According to Scynexis' Marquardt, his company observed a similar need for collaborative software "early on in our history."

"We were doing a lot of collaborative work ... and we needed a way of transferring or exchanging information securely and quickly," he said, adding that this led to development and subsequent launch the first HEOS platform in early 2002.

HEOS is designed to address these issues by offering organizations separate workspaces for their collaborations that are distinct from their in-house systems. And because it is a SaaS system, "it's very quick to spin up a new project or partner" and "spin [that partner or project] down" at the end of the collaboration, Brown explained.

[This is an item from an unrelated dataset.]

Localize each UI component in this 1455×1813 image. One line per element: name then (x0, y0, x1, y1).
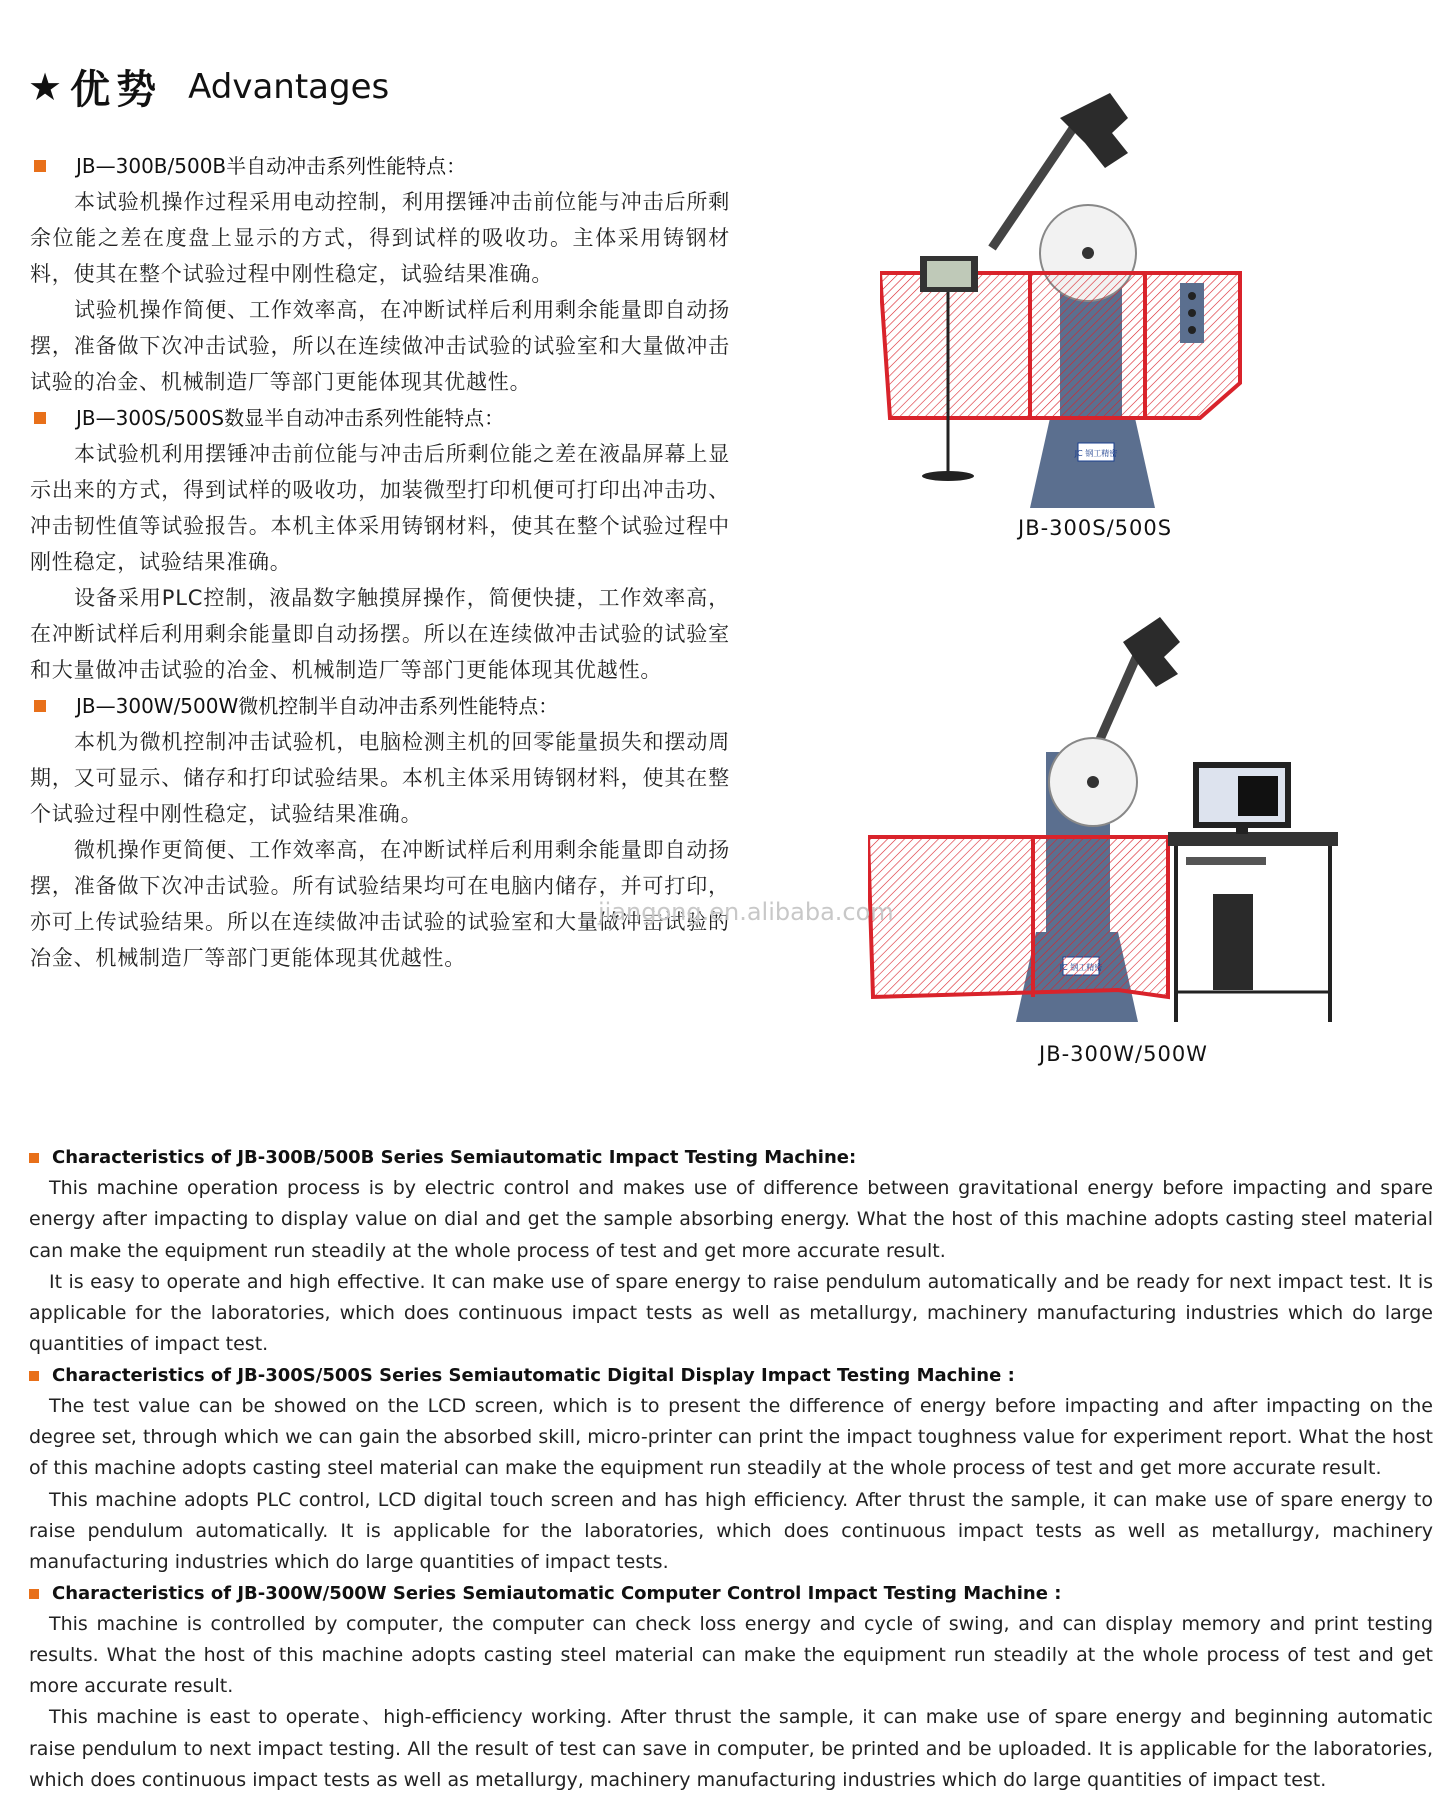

Other updates to the Accelrys Cheminformatics suite include a new web-based chemical-registration system and an updated chemical data cartridge designed to manage structure and reaction databases in the Oracle environment.

Existing capabilities in the suite include a biological registration system; a database-search and -visualization tool; Accelrys Draw for drawing, editing, and viewing small molecules, reactions, and biological sequences; Accelrys Isentris for accessing, searching, and mining data; synthesis planning; and visual exploration.

Customers can licenses specific applications within the suite based on their project needs, or can use it as a "single comprehensive and unified suite," Brown said.

Brown also noted that the suite is integrated with other tools in Accelrys' portfolio, such as Contur's electronic laboratory notebook, which the company acquired during the summer (BI 5/27/2011).

"That’s a very different proposition ..., [one] that you couldn’t get from some of the other companies in the space where it would be much more piecemeal," he noted. In such cases, "you have to think about joining the pieces together, so the IT burden becomes much higher."